“The West End is a food desert, or food apartheid area,” said Hannah Drake, a poet and activist, who said Mr. McAtee’s restaurant filled a void. “There are not that many places to eat in the West End. Kids could get food from him after school. Now there is a hole in that community.”
YaYa’s BBQ had been on the corner for five years and in its current building for three, and Mr. McAtee was in talks to buy the building, said his nephew Marvin McAtee. 46, who cooked with him.

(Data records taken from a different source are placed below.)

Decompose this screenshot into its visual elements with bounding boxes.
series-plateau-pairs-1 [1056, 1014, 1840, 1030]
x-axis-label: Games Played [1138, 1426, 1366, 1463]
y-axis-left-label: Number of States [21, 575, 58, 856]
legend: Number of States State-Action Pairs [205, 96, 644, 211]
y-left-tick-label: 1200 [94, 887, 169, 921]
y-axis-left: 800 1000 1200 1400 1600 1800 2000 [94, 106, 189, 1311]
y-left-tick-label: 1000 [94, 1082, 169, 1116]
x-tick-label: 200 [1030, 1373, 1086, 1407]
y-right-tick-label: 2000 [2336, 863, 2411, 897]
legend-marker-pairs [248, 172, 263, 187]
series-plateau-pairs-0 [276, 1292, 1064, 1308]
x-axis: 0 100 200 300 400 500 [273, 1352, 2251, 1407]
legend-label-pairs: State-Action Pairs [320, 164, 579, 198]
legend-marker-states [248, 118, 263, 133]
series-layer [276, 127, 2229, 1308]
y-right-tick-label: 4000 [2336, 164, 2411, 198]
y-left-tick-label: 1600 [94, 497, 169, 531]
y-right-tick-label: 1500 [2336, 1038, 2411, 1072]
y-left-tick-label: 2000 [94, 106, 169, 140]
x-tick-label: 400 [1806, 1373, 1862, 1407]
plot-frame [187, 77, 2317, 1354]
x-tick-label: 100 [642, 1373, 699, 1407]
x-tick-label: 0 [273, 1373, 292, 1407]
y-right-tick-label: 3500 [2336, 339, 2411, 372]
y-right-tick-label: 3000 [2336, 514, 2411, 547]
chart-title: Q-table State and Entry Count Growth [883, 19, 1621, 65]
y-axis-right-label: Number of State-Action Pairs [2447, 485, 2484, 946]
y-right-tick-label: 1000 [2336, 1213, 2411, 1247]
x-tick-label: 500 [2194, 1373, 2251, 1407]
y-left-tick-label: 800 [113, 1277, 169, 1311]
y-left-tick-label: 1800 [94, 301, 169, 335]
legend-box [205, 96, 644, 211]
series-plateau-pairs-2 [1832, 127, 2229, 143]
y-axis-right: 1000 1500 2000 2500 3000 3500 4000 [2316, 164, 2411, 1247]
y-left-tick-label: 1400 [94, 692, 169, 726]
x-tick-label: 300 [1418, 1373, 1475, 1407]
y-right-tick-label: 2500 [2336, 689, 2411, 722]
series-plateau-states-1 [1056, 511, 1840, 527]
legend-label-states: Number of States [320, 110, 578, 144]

The menu included hamburgers, hot sausage links, hot dogs and ribs, but Mr. McAtee told his nephew that the key to success was the barbecue sauce, which was thick but not too spicy because Mr. McAtee wanted it to appeal to everyone.
“‘You have to have something that nobody else in the area has to make yours different, because everybody is in competition,’” Marvin McAtee recalled his uncle saying. “Really, he had the best sauce and the most respect because he had been out here the longest.”

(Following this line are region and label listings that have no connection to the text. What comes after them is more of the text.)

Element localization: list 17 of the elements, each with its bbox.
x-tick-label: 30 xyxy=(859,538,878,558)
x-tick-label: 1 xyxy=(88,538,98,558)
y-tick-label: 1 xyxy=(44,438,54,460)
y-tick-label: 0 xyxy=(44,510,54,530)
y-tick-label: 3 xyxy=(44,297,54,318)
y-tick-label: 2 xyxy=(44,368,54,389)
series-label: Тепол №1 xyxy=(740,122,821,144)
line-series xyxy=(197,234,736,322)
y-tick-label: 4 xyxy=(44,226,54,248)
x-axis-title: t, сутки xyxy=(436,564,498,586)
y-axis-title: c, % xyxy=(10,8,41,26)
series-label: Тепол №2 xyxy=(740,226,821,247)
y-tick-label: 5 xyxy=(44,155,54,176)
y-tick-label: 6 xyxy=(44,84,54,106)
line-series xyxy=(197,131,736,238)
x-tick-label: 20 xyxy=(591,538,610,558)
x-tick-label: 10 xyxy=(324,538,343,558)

Hundreds of people stood near the restaurant for hours after Mr. McAtee’s death, Ms. Drake said. For nearly 14 hours, his body remained there while the police investigated, said Sadiqa Reynolds, a former deputy mayor and current president of the Louisville Urban League.
“You know how it is to be in community with people who absolutely adored this man, standing across the street from the place they know his body is, and having police on the other side of the street guarding him, and understanding that it was police who took his life?” Ms. Reynolds said.
After Mr. McAtee’s body was removed and the police left, Ms. Reynolds sensed a need for closure. She called on Pat Mathison, a gospel singer whose a cappella rendition of “Amazing Grace” at the scene lent a modicum of dignity to the moment.